L es Confessions d’un ami (titre)


Je m’arrête sur la pelouse pour boire de l’eau minérale. Je ne veux pas écrire, cela me détourne de la seule chose qui est importante, c’est de lire. C’est la seule chose qui nous assure que nous ne savons rien, que nous n’y comprenons « goutte », comme disait Anton Tchekhov (en tout cas, dans la traduction que j’ai lue). C’est vital car nous sommes entourés de gueulards surreprésentés dans les médias qui clament qu’ils ont tout compris, de militants, de révoltés. Paul Valéry : « Même le plus sage exécute le mouvement très humain de cogner sur ce qu’il ne comprend pas ». Et, bien sûr, nous-mêmes aussi, nous avons l’âme militante, sur un sujet ou sur un autre, une cause ou l’autre, mais nous savons que c’est l'une de nos tristes facettes. Nous ne voulons pas voler le monde à d'autres, nous ne voulons pas faire la leçon à personne car nous croyons à Dieu, ou plutôt au divin, et à son fils Jésus, celui qui disait que si l’on se prend une gifle il faut tendre l’autre joue pour en avoir encore ou, par exemple aussi, à Thérèse d’Avila : « Il y a plus de larmes versées sur les prières exaucées que sur celles qui ne le sont pas ». Une phrase que Truman Capote a mise en exergue de son livre inachevé, Prières exaucées. On vit les plus beaux jours de l’année, on est en ville, mais la beauté du vert printemps, elle est indescriptible, on fond de bonheur, on attend son heure : maintenant. On est proche de tout, du dernier insecte, de l’oiseau dont on n’a plus que l’appeau et proche du néant aussi…

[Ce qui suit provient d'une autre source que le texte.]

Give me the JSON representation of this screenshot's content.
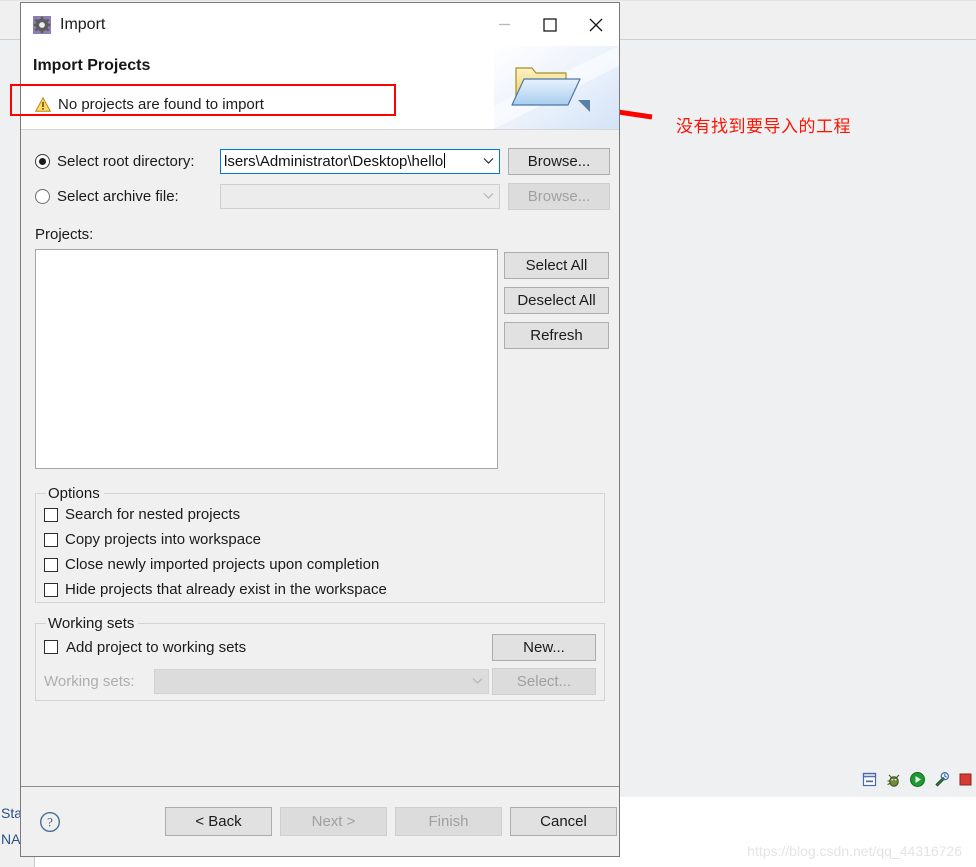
{
  "background": {
    "left_labels": [
      "Star",
      "NAP"
    ],
    "toolbar_icons": [
      {
        "name": "minimize-view-icon"
      },
      {
        "name": "debug-bug-icon"
      },
      {
        "name": "run-play-icon"
      },
      {
        "name": "external-tools-icon"
      },
      {
        "name": "terminate-stop-icon"
      }
    ]
  },
  "annotations": {
    "chinese_note": "没有找到要导入的工程",
    "note_color": "#fc1403",
    "highlight_color": "#fd0000",
    "arrow_color": "#fe0000",
    "watermark": "https://blog.csdn.net/qq_44316726"
  },
  "dialog": {
    "title": "Import",
    "title_icon": "import-gear-icon",
    "window_controls": {
      "minimize": "minimize-icon",
      "maximize": "maximize-icon",
      "close": "close-icon"
    },
    "page_title": "Import Projects",
    "message": {
      "icon": "warning-icon",
      "text": "No projects are found to import"
    },
    "header_graphic": "open-folder-icon",
    "source": {
      "root_directory": {
        "label": "Select root directory:",
        "selected": true,
        "value": "lsers\\Administrator\\Desktop\\hello",
        "browse_label": "Browse..."
      },
      "archive_file": {
        "label": "Select archive file:",
        "selected": false,
        "value": "",
        "placeholder": "",
        "browse_label": "Browse..."
      }
    },
    "projects": {
      "label": "Projects:",
      "items": [],
      "buttons": [
        {
          "label": "Select All",
          "enabled": true
        },
        {
          "label": "Deselect All",
          "enabled": true
        },
        {
          "label": "Refresh",
          "enabled": true
        }
      ]
    },
    "options": {
      "legend": "Options",
      "checkboxes": [
        {
          "label": "Search for nested projects",
          "checked": false
        },
        {
          "label": "Copy projects into workspace",
          "checked": false
        },
        {
          "label": "Close newly imported projects upon completion",
          "checked": false
        },
        {
          "label": "Hide projects that already exist in the workspace",
          "checked": false
        }
      ]
    },
    "working_sets": {
      "legend": "Working sets",
      "add_checkbox": {
        "label": "Add project to working sets",
        "checked": false
      },
      "new_button": {
        "label": "New...",
        "enabled": true
      },
      "field_label": "Working sets:",
      "field_value": "",
      "select_button": {
        "label": "Select...",
        "enabled": false
      }
    },
    "footer": {
      "help_icon": "help-question-icon",
      "buttons": [
        {
          "name": "back",
          "label": "< Back",
          "enabled": true
        },
        {
          "name": "next",
          "label": "Next >",
          "enabled": false
        },
        {
          "name": "finish",
          "label": "Finish",
          "enabled": false
        },
        {
          "name": "cancel",
          "label": "Cancel",
          "enabled": true
        }
      ]
    }
  }
}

Bobo et Legrand ont à peu près le même âge, mais l’un est prof et l’autre est étudiant. L’un est jaloux de l’autre, l’autre est indifférent. L’un a de beaux yeux bleus d’amoureux (armés pour la chasse), l’autre ne peut compter sur ses sales yeux verts de serpent. L’un laisse venir sa proie à lui, presque immobile, sans bouger (jouant cette indifférence qui me rend folle), l’autre est expansif, mobile, tourbillonnant et il énerve sa proie de mille promesses, l’entoure de mille liens. L’un est trop propre, mais l’autre est un peu négligé (paraît que « les filles aiment ») et me dégoûte parfois. Les deux me dégoûtent parfois un peu, mais, l’un, c’est physiquement et, l’autre, mentalement. L’un est trop sérieux, mais l’autre papillonne. Ce n’est que l’apparence. A la vérité, les deux sont sérieux et papillonnent. L’un est très sociable, l’autre est plus fidèle. Mais l’un est pudique, l’autre plus exhib…

Je fais la maligne, mais je dois moi aussi les dégoûter, ils aiment tellement les filles, mes désirables amis, qu’est-ce qu’ils peuvent bien avoir à faire d’une fastidieuse vieille trans non-binaire ? Mais, ça, du dégoût que je leur inspire, ne m’en suis-je pas déjà beaucoup expliquée ? Faire avec...
 
D'ailleurs, ils ne sont pas gentils de la même façon, si bien que souvent quand je suis avec l’un, j’oublie la gentillesse de l’autre et, qu’avec l’autre, j’oublie la gentillesse de l’un… Tous les deux sont, mais vous connaissez cette expression, des « bêtes de sexe »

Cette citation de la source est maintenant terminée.